Machine learning methods use algorithms to examine huge amounts of data to make improvements. In 2019, DWR initiated a pilot with NASA to see if new techniques, including machine learning, can be used to improve and extend forecasting capabilities. It is still in progress. And it will take time to evaluate the data.
“In weather forecasting, you always have the possibility of getting the right answer for completely the wrong reasons,” Jones says.
With limited federal funding going to the National Weather Service, the approach of combining statistical modeling and machine learning with dynamical modeling could be a cost-effective solution, she says. For example, one technique could be using statistical modeling to post-process the output of a dynamical model.

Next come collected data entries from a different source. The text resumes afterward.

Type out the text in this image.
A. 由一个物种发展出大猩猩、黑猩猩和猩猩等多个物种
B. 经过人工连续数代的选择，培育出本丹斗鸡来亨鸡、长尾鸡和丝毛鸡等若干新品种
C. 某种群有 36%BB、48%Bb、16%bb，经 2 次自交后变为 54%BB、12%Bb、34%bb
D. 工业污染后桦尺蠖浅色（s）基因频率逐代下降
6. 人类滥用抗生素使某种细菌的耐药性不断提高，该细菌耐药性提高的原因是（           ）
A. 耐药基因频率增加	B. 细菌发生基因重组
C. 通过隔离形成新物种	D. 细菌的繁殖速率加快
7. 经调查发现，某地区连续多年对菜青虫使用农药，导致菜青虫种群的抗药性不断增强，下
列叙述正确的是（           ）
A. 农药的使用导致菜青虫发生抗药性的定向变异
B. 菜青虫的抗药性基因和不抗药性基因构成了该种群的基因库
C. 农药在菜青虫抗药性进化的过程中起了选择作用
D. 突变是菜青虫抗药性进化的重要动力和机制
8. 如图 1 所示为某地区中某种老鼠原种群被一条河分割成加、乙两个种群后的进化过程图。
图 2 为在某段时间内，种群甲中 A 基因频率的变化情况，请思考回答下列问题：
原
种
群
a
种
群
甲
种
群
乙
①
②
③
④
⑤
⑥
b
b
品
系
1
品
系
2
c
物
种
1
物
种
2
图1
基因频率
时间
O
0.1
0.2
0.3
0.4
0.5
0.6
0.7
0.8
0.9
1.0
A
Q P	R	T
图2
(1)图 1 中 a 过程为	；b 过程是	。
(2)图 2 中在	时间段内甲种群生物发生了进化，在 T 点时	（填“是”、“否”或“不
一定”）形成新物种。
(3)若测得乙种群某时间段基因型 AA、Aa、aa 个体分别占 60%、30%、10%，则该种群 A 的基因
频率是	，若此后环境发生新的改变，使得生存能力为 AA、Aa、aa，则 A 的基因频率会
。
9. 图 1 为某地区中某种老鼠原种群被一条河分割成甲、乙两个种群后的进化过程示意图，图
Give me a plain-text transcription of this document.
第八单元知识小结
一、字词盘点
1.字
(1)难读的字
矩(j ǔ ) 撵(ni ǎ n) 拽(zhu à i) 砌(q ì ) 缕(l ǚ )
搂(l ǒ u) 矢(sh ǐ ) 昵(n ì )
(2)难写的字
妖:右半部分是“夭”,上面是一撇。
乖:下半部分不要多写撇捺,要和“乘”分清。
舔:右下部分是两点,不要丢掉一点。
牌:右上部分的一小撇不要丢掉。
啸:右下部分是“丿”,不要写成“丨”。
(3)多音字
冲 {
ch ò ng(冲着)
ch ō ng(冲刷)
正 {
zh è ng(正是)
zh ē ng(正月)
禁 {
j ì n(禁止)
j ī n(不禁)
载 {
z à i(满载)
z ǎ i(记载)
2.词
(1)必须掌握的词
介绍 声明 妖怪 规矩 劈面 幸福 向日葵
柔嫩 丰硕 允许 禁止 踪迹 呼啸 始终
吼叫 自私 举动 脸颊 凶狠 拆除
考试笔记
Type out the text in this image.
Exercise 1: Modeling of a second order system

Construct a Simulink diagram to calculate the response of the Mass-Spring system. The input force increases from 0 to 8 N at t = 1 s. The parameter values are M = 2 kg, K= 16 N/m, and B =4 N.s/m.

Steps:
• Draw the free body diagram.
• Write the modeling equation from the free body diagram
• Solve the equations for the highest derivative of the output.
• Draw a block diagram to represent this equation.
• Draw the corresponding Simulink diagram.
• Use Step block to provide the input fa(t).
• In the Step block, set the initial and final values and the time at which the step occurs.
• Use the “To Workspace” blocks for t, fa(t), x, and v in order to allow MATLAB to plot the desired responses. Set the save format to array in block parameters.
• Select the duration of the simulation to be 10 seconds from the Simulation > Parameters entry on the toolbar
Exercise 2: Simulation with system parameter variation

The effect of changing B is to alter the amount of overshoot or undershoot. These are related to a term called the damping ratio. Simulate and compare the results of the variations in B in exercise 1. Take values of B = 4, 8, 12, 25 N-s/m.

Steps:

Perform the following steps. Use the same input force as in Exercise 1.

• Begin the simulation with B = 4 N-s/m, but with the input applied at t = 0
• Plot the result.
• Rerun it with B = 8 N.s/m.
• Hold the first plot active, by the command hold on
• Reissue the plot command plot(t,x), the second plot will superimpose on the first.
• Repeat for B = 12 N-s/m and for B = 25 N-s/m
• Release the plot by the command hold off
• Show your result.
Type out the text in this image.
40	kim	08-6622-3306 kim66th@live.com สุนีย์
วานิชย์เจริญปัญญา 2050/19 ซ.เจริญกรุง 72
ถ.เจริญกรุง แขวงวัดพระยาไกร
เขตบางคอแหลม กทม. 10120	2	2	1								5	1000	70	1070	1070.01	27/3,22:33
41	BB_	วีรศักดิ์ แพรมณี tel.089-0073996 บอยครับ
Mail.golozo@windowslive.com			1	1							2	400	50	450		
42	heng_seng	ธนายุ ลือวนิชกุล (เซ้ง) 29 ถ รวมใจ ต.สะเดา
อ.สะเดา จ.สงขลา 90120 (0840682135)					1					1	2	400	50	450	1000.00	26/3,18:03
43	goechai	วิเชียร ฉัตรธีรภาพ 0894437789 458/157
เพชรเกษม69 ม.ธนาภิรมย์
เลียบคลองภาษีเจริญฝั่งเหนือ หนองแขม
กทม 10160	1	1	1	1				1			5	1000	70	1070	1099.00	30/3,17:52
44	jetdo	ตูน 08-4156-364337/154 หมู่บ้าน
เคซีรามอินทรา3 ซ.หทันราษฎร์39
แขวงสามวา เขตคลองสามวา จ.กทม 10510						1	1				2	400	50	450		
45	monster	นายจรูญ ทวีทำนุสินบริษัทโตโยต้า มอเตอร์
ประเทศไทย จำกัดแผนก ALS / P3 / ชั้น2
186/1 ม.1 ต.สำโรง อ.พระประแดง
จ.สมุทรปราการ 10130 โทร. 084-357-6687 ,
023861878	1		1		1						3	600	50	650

In 2019, researchers at the Center for Western Weather and Water Extremes published a paper in Geophysical Research Letters titled “Improving Atmospheric River Forecasts With Machine Learning.” They wanted to explore how machine learning could reduce error in numerical weather forecasts regarding elements of atmospheric rivers. The study presents a forecast post-processing method that modifies forecasts by examining historical forecast errors from the National Centers for Environmental Prediction’s Global Forecast System and correcting for those errors.
The future looks bright for integrating artificial intelligence and machine learning into forecasting models. But any progress will require more research funding. Jones hopes the various partnerships and pilots show improvement for longer lead times. In the meantime, she says, adding more tools (statistical modeling and machine learning) to existing models can be implemented sooner and for less money in terms of supercomputer resources.
“Twenty years from now, when maybe they have figured out how to make the world’s biggest supercomputer the size of your iPhone, maybe we’ll get there,” Jones says, “but we’re not there yet.”